The Petra Bedouins
Tarek Abdallah is the nephew of Marguerite van Geldermalsen, the author of Married to a Bedouin, who is now living in New Zealand. On a backpacking trip around the Middle East in her 20s, it was on the steps of the Treasury that she met Mohammed Abdallah, a bedouin shopkeeper in Petra. Tarek was keeping the shop ticking over while she was away. Or as I discovered, watching Youtube videos on his smartphone when there’s a lull.
Marguerite’s story romanticises a life of frugality as a bedouin, as British travellers TE Lawrence – the so-called Lawrence of Arabia – and Wilfred Thesiger did before her. No matter how glorious the desert or Petra was, I didn’t think I could sacrifice my creature comforts, like Marguerite had, for seven years of cave dwelling.

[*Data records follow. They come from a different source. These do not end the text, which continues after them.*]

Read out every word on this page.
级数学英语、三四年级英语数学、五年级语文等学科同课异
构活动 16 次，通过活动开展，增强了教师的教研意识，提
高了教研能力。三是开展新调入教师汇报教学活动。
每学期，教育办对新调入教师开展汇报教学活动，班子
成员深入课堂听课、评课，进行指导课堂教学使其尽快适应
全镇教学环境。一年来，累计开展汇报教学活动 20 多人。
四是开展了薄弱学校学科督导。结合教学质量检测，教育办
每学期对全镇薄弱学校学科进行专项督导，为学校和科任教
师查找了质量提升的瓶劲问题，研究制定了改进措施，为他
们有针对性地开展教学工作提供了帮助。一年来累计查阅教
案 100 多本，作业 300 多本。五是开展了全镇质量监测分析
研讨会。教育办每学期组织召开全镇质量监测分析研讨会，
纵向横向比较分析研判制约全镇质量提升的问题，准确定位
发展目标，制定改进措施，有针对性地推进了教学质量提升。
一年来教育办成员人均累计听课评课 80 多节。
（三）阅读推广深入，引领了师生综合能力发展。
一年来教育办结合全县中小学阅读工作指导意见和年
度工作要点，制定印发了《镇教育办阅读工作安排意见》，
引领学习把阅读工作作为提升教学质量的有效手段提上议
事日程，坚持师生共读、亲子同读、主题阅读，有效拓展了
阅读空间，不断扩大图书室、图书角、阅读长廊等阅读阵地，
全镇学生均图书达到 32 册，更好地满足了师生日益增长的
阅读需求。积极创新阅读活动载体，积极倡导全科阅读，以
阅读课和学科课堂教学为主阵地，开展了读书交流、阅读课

Petra is concealed in a remote valley of the Shara mountains. I walked through the deep canyons, admiring the vivid marbled colourings of iron and copper etched into the cliffs. My excitement built with every corner, as the gorge of the Siq narrowed, towering above me.
Through the curves of the sandstone, I caught my first glimpse of the classical facade of The Treasury. I tried to picture the Swiss explorer Johann Burckhardt’s face the day he unearthed this wonder for Westerners in 1812, disguised as an Arab.